RPTIA/N.J. Campground Assn. Join Forces
The Recreational Park Trailer Industry Association (RPTIA) and the New Jersey Campground Owners Association (NJCOA) are joining forces on several fronts to ward off an administrative ruling by the state of New Jersey that could stifle the park model business in the Garden State.
On July 2, the New Jersey Department of Community Affairs (DCA) issued its proposed statute in the New Jersey Register for the construction of recreational park trailers being used in that state.
“The DCA proposal is very complex, in that it significantly revises the ANSI A119.5 Standard, by deleting sections, revising a few others, and adding copies of other standards that are also being revised by the DCA at this same time,” said William Garpow, RPTIA executive director, in a memo dated July 10 to his constituency.
RPTIA is asking its members to review the proposed changes and compile what these changes will mean to the retail cost of their average unit and return this data to the RPTIA. “This information is critical to the industry effort to stop the DCA before it destroys the destination campground business in New Jersey,” Garpow said.
RPTIA represents approximately 50 park model manufacturers nationwide.
NJCOA has been battling the DCA for over 10 years concerning park trailer regulations. Its position is that the units are recreational trailers and do not come under the authority of the DCA. DCA insists the park trailer is a mobile home and wants them to comply with UCC regulations for housing
Meanwhile, the NJCOA is asking its members to lobby state legislators on the matter. “We will have to get everyone involved in fighting these proposed rules. As written, they will have a very detrimental effect on our industry,” Jay and Marji Otto, NJCOA executive directors, stated in a July 12 letter to their members.
“If they (DCA) get what they want, the park model business in New Jersey is done,” Olin Wenrick, owner of Elkhart, Ind.-based Trophy Homes Inc. and RPTIA president, told Woodall’s Campground Management. “There is not one of us that I know of that can go through all the hieroglyphics of what they want.”
New Jersey represented the 8th largest market in the U.S. in 2006 for RPTIA members who shipped 510 units to the state or approximately 5% of their record-setting total of 10,141 for the year.
Tim Howard, president of Nappanee, Ind.-based Breckenridge, the industry’s No. 1 park model producer, counts New Jersey as one of his company’s top 10 markets and observed, “While it may be possible to produce products to the goofy smorgasbord of codes, I think it is cost prohibitive. It creates a near impossibility for a factory to comply with that and the ANSI standard at the same time.”
For example, the proposed New Jersey standard would force manufacturers to build park trailers with fewer windows, Howard noted. He said the trailers would be “hard to build and ugly. Ugly means nobody will want to buy it anyway. The state of New Jersey is now a foreign-speaking nation for the park trailer business.”
Among the changes, DCA defines a park trailer as any trailer not exceeding 400 square feet that is on site greater than four months and proposes to limit park model occupancy to six months or less within a given year. The electrical service connection would have to be examined annually by a licensed electrical contractor, DCA proposes.

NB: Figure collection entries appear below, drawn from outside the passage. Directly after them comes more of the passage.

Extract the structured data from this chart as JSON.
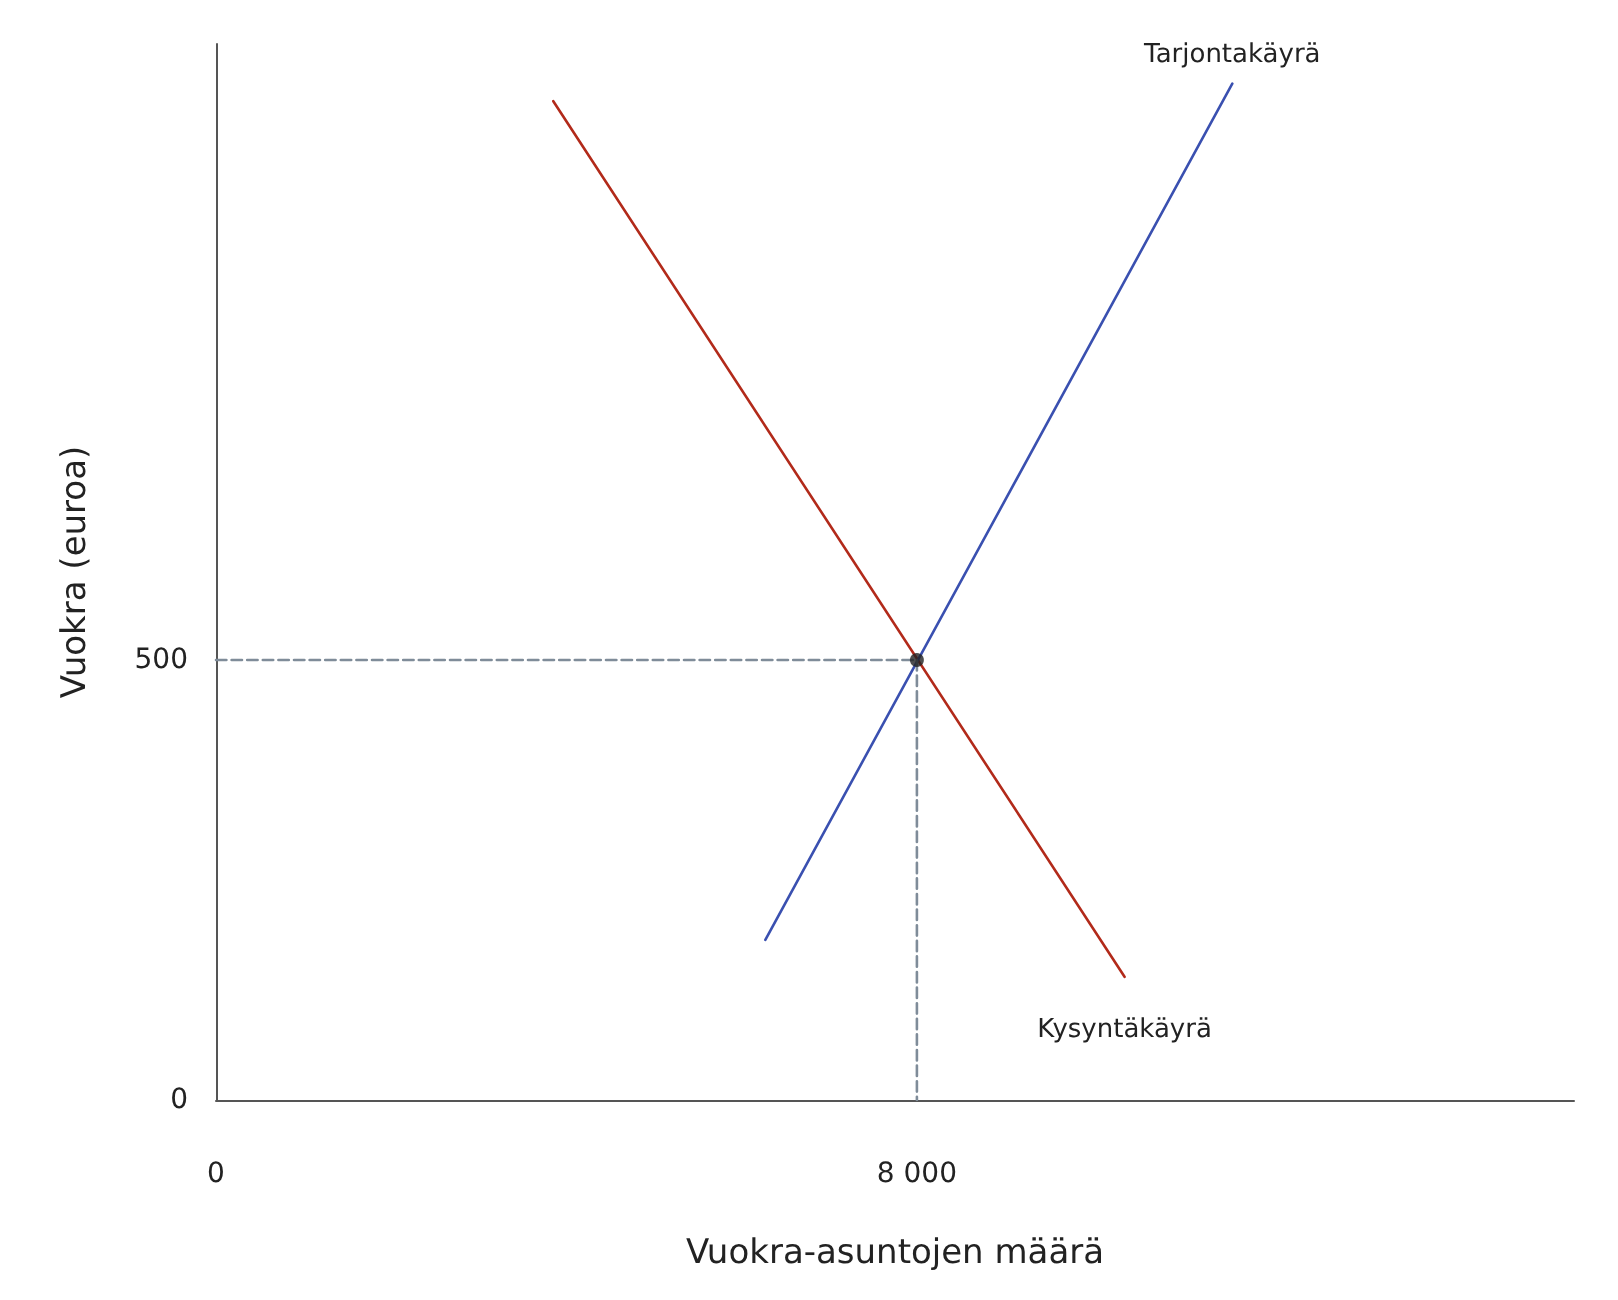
{
  "chart_data": {
    "type": "line",
    "xlabel": "Vuokra-asuntojen määrä",
    "ylabel": "Vuokra (euroa)",
    "xlim": [
      0,
      15500
    ],
    "ylim": [
      0,
      1200
    ],
    "xticks": [
      0,
      {
        "value": 8000,
        "label": "8 000"
      }
    ],
    "yticks": [
      0,
      500
    ],
    "grid": false,
    "legend": false,
    "marker": "none",
    "line_style": "solid",
    "series": [
      {
        "name": "Kysyntäkäyrä",
        "color": "#b22a1a",
        "x": [
          3850,
          10370
        ],
        "values": [
          1135,
          140
        ]
      },
      {
        "name": "Tarjontakäyrä",
        "color": "#3a50b0",
        "x": [
          6270,
          11600
        ],
        "values": [
          182,
          1155
        ]
      },
      {
        "color": "#7f8c99",
        "line_style": "dashed",
        "x": [
          0,
          8000
        ],
        "values": [
          500,
          500
        ]
      },
      {
        "color": "#7f8c99",
        "line_style": "dashed",
        "x": [
          8000,
          8000
        ],
        "values": [
          500,
          0
        ]
      },
      {
        "type": "scatter",
        "color": "#222222",
        "marker": "circle",
        "x": [
          8000
        ],
        "values": [
          500
        ]
      }
    ]
  }
}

Chris Donnelly, a DCA spokesman, said his agency’s action does not represent a change in the current law. Instead, he called it “a prospective interpretation of the Uniform Construction Code” that arose in response to a Sussex County Board of Appeals decision that did not reflect current law.
While DCA goes ahead with its mandatory 60-day public comment requirement for its proposed regulatory changes, which expires Aug. 31, other efforts are ongoing, including a suit by Tall Timbers Camping Resort against DCA, that may stop the DCA before it can make these new requirements a reality, Garpow noted in his memo.
“The New Jersey circuit court summary judgment is still pending, as promised by the judge last February. Should she decide that the agency did not have the authority to promulgate such requirements, then that finding could cause the DCA to set aside its current proposal. Efforts are also underway to get a determination by the New Jersey Attorney General’s office that the agency will not be able to begin enforcement of its new proposal until the circuit court’s summary judgment is determined,” Garpow said.
“The New Jersey legislature is also involved with identical resolutions, with bills being considered in both the Senate and House. The resolutions are a message to the DCA from the legislature that it does not consider the actions of the DCA to regulate RVs appropriate and recommends that the agency stop this activity. The bills make it clear that the DCA does not have the authority to regulate the RV industry at all, and directs that all such activity be immediately terminated,” Garpow said.
RPTIA’s Executive Committee has retained a lobbying firm at a cost of $35,000 to assist it with communications and action with the legislative and executive branches of the New Jersey state government for the next seven months. The association is putting up half the cost and is asking each RPTIA manufacturer for its fair share of the lobbying cost based upon the percentage of the New Jersey market that the manufacturer enjoyed in 2006. Manufacturer “fair share” invoices were sent out the week of July 20.